By Aedan Perry | November 7, 2022
Albany Sample Ballot
Photo Credit: Albany County Board of Elections
It's election time again in Albany, and many students will be casting ballots for the first time. Despite the Governor's race getting a lot of attention this year, many students and first-time voters might not realize that New Yorkers have significantly fewer options this year than previous election cycles.
This year's N.Y. Governor's race features only two candidates: Lee Zeldin and Kathy Hochul. The last time there were only two gubernatorial candidates on the ballot was in 1946, according to the New York Times, and every New York governor's race for the past 30 years has had at least 5 candidates.
However, 2022 isn't a fluke. The low number of candidates is a direct result of changes to the ballot access process passed under former governor Andrew Cuomo, which tripled the number of signatures needed for new parties to get on the ballot from 15,000 to 45,000. This greatly increased the number of votes needed for a party to automatically gain ballot access in future campaign cycles.
The new rules were first passed into law by a Campaign Finance Reform Commission created by the New York State Assembly in 2019. The commission was set up so that any rule changes it suggested would automatically become law if not acted upon in the legislature within three weeks. The commision then waited until the Legislature's Christmas Recess to release their suggestions, as the recess prevented the legislature from meeting long enough for the committee's suggestions to take effect. These changes were initially struck down by a state court in March 2020, who ruled that the committee had been improperly delegated power by the Assembly. Despite this, Governor Cuomo passed the rules as part of his annual budget, and they've been in effect ever since.
In the 2020 election, only four of the eight then-qualified parties in New York received the 2% of the vote needed to get on the ballot without petitioning this year, those being the Democratic, Republican, Working Families (WFP) and Conservative Parties. Of those, the Democratic and Working Families Parties both nominated Hochul this year, and the Republican and Conservative Parties both nominated Zeldin.
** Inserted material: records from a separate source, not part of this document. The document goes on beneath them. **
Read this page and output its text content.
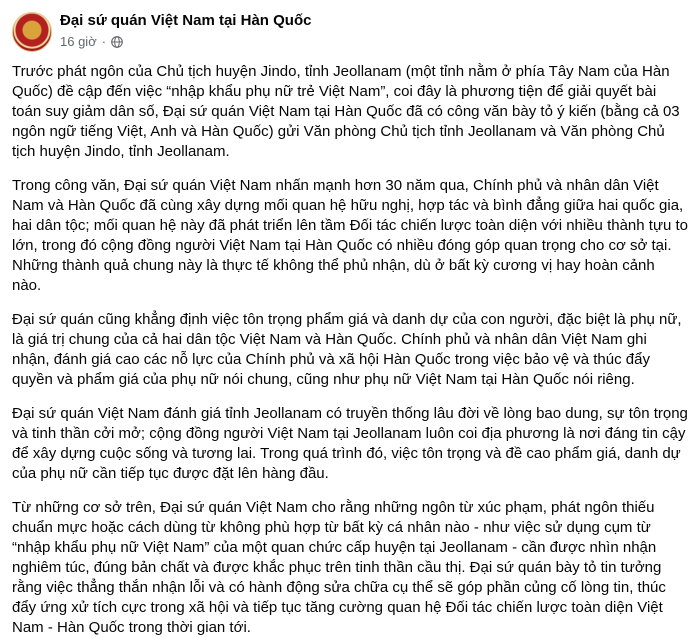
Đại sứ quán Việt Nam tại Hàn Quốc
16 giờ ·

Trước phát ngôn của Chủ tịch huyện Jindo, tỉnh Jeollanam (một tỉnh nằm ở phía Tây Nam của Hàn Quốc) đề cập đến việc “nhập khẩu phụ nữ trẻ Việt Nam”, coi đây là phương tiện để giải quyết bài toán suy giảm dân số, Đại sứ quán Việt Nam tại Hàn Quốc đã có công văn bày tỏ ý kiến (bằng cả 03 ngôn ngữ tiếng Việt, Anh và Hàn Quốc) gửi Văn phòng Chủ tịch tỉnh Jeollanam và Văn phòng Chủ tịch huyện Jindo, tỉnh Jeollanam.

Trong công văn, Đại sứ quán Việt Nam nhấn mạnh hơn 30 năm qua, Chính phủ và nhân dân Việt Nam và Hàn Quốc đã cùng xây dựng mối quan hệ hữu nghị, hợp tác và bình đẳng giữa hai quốc gia, hai dân tộc; mối quan hệ này đã phát triển lên tầm Đối tác chiến lược toàn diện với nhiều thành tựu to lớn, trong đó cộng đồng người Việt Nam tại Hàn Quốc có nhiều đóng góp quan trọng cho cơ sở tại. Những thành quả chung này là thực tế không thể phủ nhận, dù ở bất kỳ cương vị hay hoàn cảnh nào.

Đại sứ quán cũng khẳng định việc tôn trọng phẩm giá và danh dự của con người, đặc biệt là phụ nữ, là giá trị chung của cả hai dân tộc Việt Nam và Hàn Quốc. Chính phủ và nhân dân Việt Nam ghi nhận, đánh giá cao các nỗ lực của Chính phủ và xã hội Hàn Quốc trong việc bảo vệ và thúc đẩy quyền và phẩm giá của phụ nữ nói chung, cũng như phụ nữ Việt Nam tại Hàn Quốc nói riêng.

Đại sứ quán Việt Nam đánh giá tỉnh Jeollanam có truyền thống lâu đời về lòng bao dung, sự tôn trọng và tinh thần cởi mở; cộng đồng người Việt Nam tại Jeollanam luôn coi địa phương là nơi đáng tin cậy để xây dựng cuộc sống và tương lai. Trong quá trình đó, việc tôn trọng và đề cao phẩm giá, danh dự của phụ nữ cần tiếp tục được đặt lên hàng đầu.

Từ những cơ sở trên, Đại sứ quán Việt Nam cho rằng những ngôn từ xúc phạm, phát ngôn thiếu chuẩn mực hoặc cách dùng từ không phù hợp từ bất kỳ cá nhân nào - như việc sử dụng cụm từ “nhập khẩu phụ nữ Việt Nam” của một quan chức cấp huyện tại Jeollanam - cần được nhìn nhận nghiêm túc, đúng bản chất và được khắc phục trên tinh thần cầu thị. Đại sứ quán bày tỏ tin tưởng rằng việc thẳng thắn nhận lỗi và có hành động sửa chữa cụ thể sẽ góp phần củng cố lòng tin, thúc đẩy ứng xử tích cực trong xã hội và tiếp tục tăng cường quan hệ Đối tác chiến lược toàn diện Việt Nam - Hàn Quốc trong thời gian tới.
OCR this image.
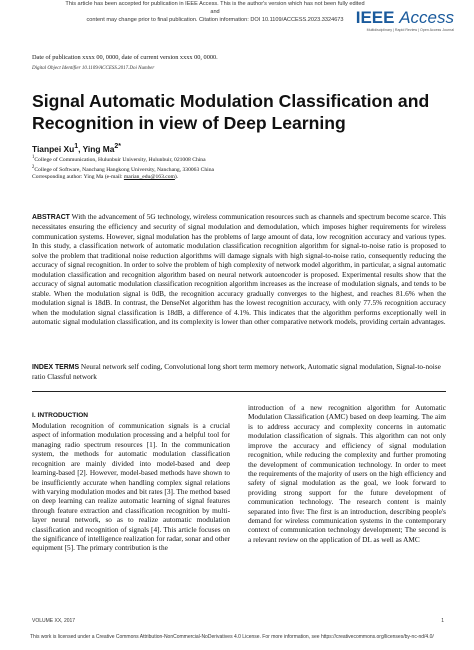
This article has been accepted for publication in IEEE Access. This is the author's version which has not been fully edited and
content may change prior to final publication. Citation information: DOI 10.1109/ACCESS.2023.3324673 IEEE Access
Multidisciplinary | Rapid Review | Open Access Journal
Date of publication xxxx 00, 0000, date of current version xxxx 00, 0000.
Digital Object Identifier 10.1109/ACCESS.2017.Doi Number
Signal Automatic Modulation Classification and Recognition in view of Deep Learning
Tianpei Xu$^1$, Ying $Ma^{2*}$
$^1$College of Communication, Hulunbuir University, Hulunbuir, 021008 China
$^2$College of Software, Nanchang Hangkong University, Nanchang, 330063 China
Corresponding author: Ying Ma (e-mail: marian_edu@163.com).

ABSTRACT With the advancement of 5G technology, wireless communication resources such as channels and spectrum become scarce. This necessitates ensuring the efficiency and security of signal modulation and demodulation, which imposes higher requirements for wireless communication systems. However, signal modulation has the problems of large amount of data, low recognition accuracy and various types. In this study, a classification network of automatic modulation classification recognition algorithm for signal-to-noise ratio is proposed to solve the problem that traditional noise reduction algorithms will damage signals with high signal-to-noise ratio, consequently reducing the accuracy of signal recognition. In order to solve the problem of high complexity of network model algorithm, in particular, a signal automatic modulation classification and recognition algorithm based on neural network autoencoder is proposed. Experimental results show that the accuracy of signal automatic modulation classification recognition algorithm increases as the increase of modulation signals, and tends to be stable. When the modulation signal is 0dB, the recognition accuracy gradually converges to the highest, and reaches 81.6% when the modulation signal is 18dB. In contrast, the DenseNet algorithm has the lowest recognition accuracy, with only 77.5% recognition accuracy when the modulation signal classification is 18dB, a difference of 4.1%. This indicates that the algorithm performs exceptionally well in automatic signal modulation classification, and its complexity is lower than other comparative network models, providing certain advantages.

INDEX TERMS Neural network self coding, Convolutional long short term memory network, Automatic signal modulation, Signal-to-noise ratio Classful network

I. INTRODUCTION

Modulation recognition of communication signals is a crucial aspect of information modulation processing and a helpful tool for managing radio spectrum resources [1]. In the communication system, the methods for automatic modulation classification recognition are mainly divided into model-based and deep learning-based [2]. However, model-based methods have shown to be insufficiently accurate when handling complex signal relations with varying modulation modes and bit rates [3]. The method based on deep learning can realize automatic learning of signal features through feature extraction and classification recognition by multi-layer neural network, so as to realize automatic modulation classification and recognition of signals [4]. This article focuses on the significance of intelligence realization for radar, sonar and other equipment [5]. The primary contribution is the

introduction of a new recognition algorithm for Automatic Modulation Classification (AMC) based on deep learning. The aim is to address accuracy and complexity concerns in automatic modulation classification of signals. This algorithm can not only improve the accuracy and efficiency of signal modulation recognition, while reducing the complexity and further promoting the development of communication technology. In order to meet the requirements of the majority of users on the high efficiency and safety of signal modulation as the goal, we look forward to providing strong support for the future development of communication technology. The research content is mainly separated into five: The first is an introduction, describing people's demand for wireless communication systems in the contemporary context of communication technology development; The second is a relevant review on the application of DL as well as AMC

VOLUME XX, 2017	1
This work is licensed under a Creative Commons Attribution-NonCommercial-NoDerivatives 4.0 License. For more information, see https://creativecommons.org/licenses/by-nc-nd/4.0/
No party this year was able to collect the 45,000 signatures needed to petition their way onto the ballot. Not even Zeldin, who sought the ballot line of the Independence Party, was able to collect enough signatures, after the State Board of Elections determined that 11,000 signatures on his petition were photocopies. The Zeldin campaign denied any knowledge of the photocopies, while the NY Democratic Party called for a criminal investigation of what they claimed was a widespread fraud attempt.
All this has resulted in four parties on the ballot this year, with two candidates between them, but that may not be the end of ballot shrinkage. In order for parties this year to remain qualified for future elections, they need to get at least 130,000 votes or 2% of the total vote, whichever is greater (The 2% will be the higher value if turnout exceeds around 49.5% this year, according to the latest registration statistics released by the New York Board of Elections).
If this standard was in place during the past two gubernatorial elections, the WFP would have failed to meet it both times. If they fail to meet it this year, they will experience the same fate that befell other third parties in 2020. On the other hand, they received more votes in 2020 than ever before, so that increase in support might allow them to hang on to their ballot line this year as well. The other three parties are in no danger of failing to receive enough votes to retain their ballot access.
All of this seems to indicate that many Albany students will have fewer options on who to vote for than their parents and grandparents used to, and that this change might affect New Yorkers for years to come.